Exploring Macrocycles and Their Use in Targeting Protein-Protein Interactions for Drug Discovery
Nandini Kashyap:
What is so important about macrocycles in drug discovery?
Nick Terrett:
Macrocycles have a notable history in drug discovery. There are many naturally occurring macrocycles that are marketed for therapeutic uses – obvious examples include the antibiotic erythromycin, the immunosuppressing drug cyclosporine used to prevent organ transplant, and the anti-cancer agent, rapamycin. These compounds are distinguished in their ability to bind to targets such as protein-protein interactions (PPIs) that are somewhat flat and featureless, by making several interactions with ‘hot spots’ which are widely dispersed over the protein surface. To do this, they are larger than the average drug molecule; their molecular weights tend to be above 500 Daltons. Yet they have evolved to have cell membrane permeability and other drug-like properties, including oral bioavailability, which are akin to typical small molecules. They can thus access targets within cells that are out of the scope of biological drugs.
Nandini Kashyap:
If macrocycles are so suitable for tough drug discovery targets, why has interest in these molecules only recently begun to gain traction?
Nick Terrett:
Although macrocycles can possess drug-like properties, many chemists have been understandably deterred by the structural and stereochemical complexity of natural products. They are difficult to make, and any program that requires a large number of analogs would require significant synthetic effort. However, there is a growing realization that synthetic macrocycles can be crafted to possess similar high affinity and drug-like properties. In addition, an increasing body of data indicates that we no longer have to be in Lipinski ‘rule-of-five’ space to get such a profile. Being able to manage the polar surface area and the hydrogen bond donors and acceptors in these molecules is a critical determinant of membrane permeability.
Nandini Kashyap:
Can you tell us a little about your work with macrocycles and why you chose to focus on these compounds?
Nick Terrett:
When I joined my company, Ensemble Therapeutics, about 9 years ago, we had a fantastic drug discovery platform in DNA-programmed chemistry (DPC), and were looking for a way of extracting maximum value from the technology. We knew that we could readily make libraries of millions of compounds, but were intrigued that we could make macrocycles using DPC and believed this would be a highly valuable way to explore this new class of molecule. In fact, Prof. David Liu at Harvard, one of the company founders and the inventor of DPC, had already demonstrated how readily macrocycle libraries could be created. Over the last few years we have used this highly scalable process to make millions of macrocycles which we screen very quickly and efficiently against challenging drug discovery targets.
Nandini Kashyap:
You will be delivering a presentation at the upcoming 4th Annual Property-Based Drug Design in Medicinal Chemistry on macrocycles and their use in targeting protein-protein interactions. What can audience expect from it?
Nick Terrett:
Well, I will give the background to the significance of macrocycles, and why they are particular suited for challenging drug discovery targets such as PPIs. I will then talk briefly about our approach at Ensemble in using the DNA-programmed chemistry to make large libraries of synthetic macrocycles. We have used our libraries in affinity-based selection assays to find hits against many targets over recent years. I will talk about the process we apply to rapidly identify and confirm new hit molecules.
Nandini Kashyap:
Are there any successes with your approach that you are able to discuss in detail at the conference?
Nick Terrett:
We have had several successful applications of the technology to macrocycle drug discovery.
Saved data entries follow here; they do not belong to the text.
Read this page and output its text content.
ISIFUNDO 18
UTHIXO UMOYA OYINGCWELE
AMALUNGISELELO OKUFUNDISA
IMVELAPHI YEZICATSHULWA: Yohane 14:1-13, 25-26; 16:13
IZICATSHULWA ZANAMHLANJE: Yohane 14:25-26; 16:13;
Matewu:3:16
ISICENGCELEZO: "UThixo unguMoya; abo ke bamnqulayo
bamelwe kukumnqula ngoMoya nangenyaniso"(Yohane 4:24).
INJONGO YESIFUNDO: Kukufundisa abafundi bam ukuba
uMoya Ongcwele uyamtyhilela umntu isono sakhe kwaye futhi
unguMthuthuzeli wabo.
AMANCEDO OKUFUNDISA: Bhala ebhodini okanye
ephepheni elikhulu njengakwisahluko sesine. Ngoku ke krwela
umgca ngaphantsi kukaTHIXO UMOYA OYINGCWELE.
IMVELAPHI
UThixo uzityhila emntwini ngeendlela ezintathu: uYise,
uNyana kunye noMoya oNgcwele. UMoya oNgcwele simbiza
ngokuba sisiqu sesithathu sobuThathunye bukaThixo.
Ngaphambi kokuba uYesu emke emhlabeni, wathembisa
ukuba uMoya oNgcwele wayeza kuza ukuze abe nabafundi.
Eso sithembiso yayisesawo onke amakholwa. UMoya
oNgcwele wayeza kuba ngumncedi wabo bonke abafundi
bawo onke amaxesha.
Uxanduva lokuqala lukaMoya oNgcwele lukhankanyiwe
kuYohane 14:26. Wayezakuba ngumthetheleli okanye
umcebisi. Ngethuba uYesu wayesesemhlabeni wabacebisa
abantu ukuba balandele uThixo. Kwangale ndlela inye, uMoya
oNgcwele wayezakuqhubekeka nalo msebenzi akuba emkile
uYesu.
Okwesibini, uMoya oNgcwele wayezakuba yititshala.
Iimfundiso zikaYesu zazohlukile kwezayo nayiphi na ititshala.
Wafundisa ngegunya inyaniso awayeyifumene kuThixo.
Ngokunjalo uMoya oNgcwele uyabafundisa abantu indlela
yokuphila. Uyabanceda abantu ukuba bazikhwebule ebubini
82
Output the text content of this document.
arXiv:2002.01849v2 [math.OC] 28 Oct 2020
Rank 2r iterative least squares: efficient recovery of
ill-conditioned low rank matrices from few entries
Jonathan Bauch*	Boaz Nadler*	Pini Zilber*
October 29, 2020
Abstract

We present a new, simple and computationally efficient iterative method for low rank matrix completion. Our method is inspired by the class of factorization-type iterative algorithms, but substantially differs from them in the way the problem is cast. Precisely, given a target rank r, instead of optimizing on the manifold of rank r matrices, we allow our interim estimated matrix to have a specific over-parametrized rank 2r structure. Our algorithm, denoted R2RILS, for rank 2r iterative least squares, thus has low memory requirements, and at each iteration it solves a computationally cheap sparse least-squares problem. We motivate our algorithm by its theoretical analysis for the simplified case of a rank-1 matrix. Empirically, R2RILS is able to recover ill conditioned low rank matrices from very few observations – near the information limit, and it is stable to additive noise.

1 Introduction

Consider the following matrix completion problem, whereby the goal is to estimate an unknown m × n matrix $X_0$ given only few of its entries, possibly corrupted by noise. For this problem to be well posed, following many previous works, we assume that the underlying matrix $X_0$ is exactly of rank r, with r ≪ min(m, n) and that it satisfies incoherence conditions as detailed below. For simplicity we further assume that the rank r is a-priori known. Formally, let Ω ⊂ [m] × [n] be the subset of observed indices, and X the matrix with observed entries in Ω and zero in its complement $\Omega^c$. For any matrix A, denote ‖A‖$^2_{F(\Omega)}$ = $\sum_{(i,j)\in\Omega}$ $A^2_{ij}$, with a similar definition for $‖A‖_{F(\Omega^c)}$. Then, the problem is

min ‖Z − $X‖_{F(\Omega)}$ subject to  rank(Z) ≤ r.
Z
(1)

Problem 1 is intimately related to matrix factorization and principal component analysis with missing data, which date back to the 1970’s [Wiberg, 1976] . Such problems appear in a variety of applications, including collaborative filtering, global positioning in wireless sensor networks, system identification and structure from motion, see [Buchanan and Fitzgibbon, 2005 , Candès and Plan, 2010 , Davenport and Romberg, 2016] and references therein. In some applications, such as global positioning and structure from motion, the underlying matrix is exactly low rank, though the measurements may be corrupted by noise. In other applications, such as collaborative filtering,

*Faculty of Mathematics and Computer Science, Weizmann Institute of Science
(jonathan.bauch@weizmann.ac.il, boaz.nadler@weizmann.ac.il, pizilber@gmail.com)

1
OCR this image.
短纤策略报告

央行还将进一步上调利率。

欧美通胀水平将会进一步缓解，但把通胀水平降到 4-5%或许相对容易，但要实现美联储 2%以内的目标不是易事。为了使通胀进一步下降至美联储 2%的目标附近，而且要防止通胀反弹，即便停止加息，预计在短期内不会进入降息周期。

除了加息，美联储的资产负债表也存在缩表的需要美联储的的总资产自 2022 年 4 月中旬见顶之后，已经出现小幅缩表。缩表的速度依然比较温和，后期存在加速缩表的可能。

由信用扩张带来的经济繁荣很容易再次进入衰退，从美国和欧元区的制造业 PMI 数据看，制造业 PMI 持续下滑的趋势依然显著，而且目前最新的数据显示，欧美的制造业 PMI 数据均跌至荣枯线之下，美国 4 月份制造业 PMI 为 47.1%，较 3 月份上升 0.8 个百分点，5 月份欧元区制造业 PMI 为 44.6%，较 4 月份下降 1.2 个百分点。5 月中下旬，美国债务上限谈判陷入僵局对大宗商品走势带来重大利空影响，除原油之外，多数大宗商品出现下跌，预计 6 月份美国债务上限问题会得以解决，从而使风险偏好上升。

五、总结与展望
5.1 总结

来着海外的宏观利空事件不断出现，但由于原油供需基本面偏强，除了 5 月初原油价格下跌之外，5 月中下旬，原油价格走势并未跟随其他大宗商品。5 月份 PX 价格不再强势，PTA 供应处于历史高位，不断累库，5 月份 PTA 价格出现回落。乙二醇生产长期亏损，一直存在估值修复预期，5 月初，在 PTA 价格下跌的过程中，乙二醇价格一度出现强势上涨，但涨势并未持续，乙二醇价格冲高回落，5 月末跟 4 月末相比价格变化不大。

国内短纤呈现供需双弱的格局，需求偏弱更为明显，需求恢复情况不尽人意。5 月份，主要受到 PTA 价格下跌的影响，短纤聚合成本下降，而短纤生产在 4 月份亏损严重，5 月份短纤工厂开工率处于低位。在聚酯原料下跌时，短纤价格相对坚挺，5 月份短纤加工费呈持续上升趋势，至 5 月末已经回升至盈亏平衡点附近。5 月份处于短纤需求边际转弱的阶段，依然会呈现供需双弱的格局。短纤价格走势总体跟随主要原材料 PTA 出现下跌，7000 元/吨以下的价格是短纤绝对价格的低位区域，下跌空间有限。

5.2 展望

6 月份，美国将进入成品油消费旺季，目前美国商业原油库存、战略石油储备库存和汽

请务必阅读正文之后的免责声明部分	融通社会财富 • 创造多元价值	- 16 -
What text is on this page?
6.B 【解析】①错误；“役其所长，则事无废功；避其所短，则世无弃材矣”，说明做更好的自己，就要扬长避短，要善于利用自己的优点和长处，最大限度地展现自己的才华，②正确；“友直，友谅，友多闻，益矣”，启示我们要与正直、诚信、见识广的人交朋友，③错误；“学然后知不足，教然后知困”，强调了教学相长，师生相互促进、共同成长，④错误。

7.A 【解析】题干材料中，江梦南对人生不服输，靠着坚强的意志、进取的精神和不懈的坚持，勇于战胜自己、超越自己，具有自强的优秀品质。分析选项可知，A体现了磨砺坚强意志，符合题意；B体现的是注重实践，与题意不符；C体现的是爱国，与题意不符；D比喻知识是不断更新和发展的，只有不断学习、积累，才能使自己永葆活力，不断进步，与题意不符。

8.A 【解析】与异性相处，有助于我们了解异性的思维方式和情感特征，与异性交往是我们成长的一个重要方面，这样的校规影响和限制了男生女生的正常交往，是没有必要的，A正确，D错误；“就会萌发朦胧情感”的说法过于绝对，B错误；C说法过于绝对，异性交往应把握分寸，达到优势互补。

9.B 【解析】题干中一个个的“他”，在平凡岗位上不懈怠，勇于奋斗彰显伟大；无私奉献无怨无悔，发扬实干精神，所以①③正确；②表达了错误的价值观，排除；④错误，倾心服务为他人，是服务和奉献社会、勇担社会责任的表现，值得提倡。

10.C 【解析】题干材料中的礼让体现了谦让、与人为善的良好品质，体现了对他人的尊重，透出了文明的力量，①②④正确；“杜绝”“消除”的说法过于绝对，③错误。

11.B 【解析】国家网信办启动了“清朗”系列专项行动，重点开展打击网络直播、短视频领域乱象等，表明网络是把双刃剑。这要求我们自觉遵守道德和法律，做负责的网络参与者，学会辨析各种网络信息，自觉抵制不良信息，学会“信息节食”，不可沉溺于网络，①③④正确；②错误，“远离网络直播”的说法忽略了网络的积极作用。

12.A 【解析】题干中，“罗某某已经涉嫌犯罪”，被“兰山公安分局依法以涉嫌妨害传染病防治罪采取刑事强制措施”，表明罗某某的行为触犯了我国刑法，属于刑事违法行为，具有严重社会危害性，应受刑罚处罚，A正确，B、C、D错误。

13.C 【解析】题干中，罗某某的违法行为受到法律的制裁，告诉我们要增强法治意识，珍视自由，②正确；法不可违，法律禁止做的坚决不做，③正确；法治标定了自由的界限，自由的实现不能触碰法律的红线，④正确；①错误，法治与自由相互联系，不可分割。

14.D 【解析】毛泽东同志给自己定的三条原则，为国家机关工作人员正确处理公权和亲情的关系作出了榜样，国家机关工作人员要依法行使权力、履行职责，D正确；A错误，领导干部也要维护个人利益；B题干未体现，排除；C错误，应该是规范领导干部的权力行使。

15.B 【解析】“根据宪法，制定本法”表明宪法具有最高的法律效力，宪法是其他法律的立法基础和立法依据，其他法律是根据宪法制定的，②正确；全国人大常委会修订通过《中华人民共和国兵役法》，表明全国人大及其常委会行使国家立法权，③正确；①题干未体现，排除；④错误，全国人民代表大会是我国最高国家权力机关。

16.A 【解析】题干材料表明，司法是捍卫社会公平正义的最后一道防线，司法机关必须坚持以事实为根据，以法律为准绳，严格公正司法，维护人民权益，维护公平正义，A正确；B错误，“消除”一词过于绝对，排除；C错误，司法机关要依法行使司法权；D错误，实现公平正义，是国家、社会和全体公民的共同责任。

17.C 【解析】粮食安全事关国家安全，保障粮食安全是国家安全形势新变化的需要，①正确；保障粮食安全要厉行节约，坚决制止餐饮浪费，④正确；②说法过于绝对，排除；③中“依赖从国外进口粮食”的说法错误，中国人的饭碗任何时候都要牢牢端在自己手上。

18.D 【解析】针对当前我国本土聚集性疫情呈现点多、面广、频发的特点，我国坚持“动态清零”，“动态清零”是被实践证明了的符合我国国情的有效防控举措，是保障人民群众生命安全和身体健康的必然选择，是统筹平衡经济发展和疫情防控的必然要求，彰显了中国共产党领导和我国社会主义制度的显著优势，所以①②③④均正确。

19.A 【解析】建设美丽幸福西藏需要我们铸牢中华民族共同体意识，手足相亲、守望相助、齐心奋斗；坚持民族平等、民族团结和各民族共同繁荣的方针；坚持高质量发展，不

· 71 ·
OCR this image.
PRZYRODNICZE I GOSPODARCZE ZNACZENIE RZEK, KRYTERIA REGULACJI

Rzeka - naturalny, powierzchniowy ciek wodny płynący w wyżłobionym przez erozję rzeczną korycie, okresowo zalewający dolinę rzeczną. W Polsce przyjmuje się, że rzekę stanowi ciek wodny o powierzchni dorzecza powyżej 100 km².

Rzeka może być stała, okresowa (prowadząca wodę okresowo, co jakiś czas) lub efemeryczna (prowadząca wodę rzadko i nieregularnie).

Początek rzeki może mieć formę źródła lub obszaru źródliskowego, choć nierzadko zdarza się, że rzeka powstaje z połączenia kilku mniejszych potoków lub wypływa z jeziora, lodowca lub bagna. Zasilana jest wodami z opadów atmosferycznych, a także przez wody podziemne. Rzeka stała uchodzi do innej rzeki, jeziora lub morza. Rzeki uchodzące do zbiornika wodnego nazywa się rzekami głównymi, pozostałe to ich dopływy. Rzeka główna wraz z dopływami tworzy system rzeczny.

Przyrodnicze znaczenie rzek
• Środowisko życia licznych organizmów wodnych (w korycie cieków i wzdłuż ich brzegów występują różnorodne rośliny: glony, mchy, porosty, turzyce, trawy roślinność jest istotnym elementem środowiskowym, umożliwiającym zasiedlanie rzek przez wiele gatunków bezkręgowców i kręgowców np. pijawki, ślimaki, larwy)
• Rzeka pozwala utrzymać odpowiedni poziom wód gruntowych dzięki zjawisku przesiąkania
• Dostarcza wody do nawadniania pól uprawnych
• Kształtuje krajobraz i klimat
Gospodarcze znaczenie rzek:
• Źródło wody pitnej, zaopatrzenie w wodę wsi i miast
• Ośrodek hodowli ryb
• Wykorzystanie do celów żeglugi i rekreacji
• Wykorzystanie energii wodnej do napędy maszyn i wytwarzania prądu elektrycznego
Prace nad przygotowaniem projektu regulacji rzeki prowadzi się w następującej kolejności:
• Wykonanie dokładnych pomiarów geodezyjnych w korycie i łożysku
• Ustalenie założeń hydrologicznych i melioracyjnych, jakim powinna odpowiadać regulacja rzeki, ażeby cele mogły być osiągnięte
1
I will illustrate the capabilities of this structural class with our discovery of macrocycles that bind with high affinity to the BIR2 and BIR3 domains of XIAP, a natural protein that suppresses apoptosis, or programmed cell death in cancer cells. By finding macrocycles that bind with high affinity to this intracellular target, we were able to trigger apoptosis causing regression of tumors in a xenograft mouse model. During the discovery process, we were able to use x-ray co-crystal structures to help improve the design of the macrocycles, and a consideration of the physical properties was essential in improving membrane permeability.
Speaker Bio:
Nick Terrett, Ph.D., Chief Scientific Officer, Ensemble Therapeutics Corp.
Nick Terrett was born in London, England and educated at the University of Cambridge (MA, PhD). During his career Nick has had extensive experience working as a drug discovery chemist in both the pharmaceutical and biotech sectors. Nick was lead chemist and inventor for the program that discovered sildenafil citrate (Viagra™) the world’s first oral therapy for male erectile dysfunction, and also marketed for pulmonary hypertension (Revatio™). He established Pfizer’s combinatorial chemistry group, and was also responsible for high throughput screening and the materials management groups. Following a move to the US, Nick was Senior Director and Head of Chemical Sciences at Pfizer, Cambridge MA. Since 2006 he has been Chief Scientific Officer for Ensemble Therapeutics, a drug discovery biotech company in Cambridge, MA. Nick is also an advisor for several biotech companies and the Chemical Abstracts Service of the American Chemical Society.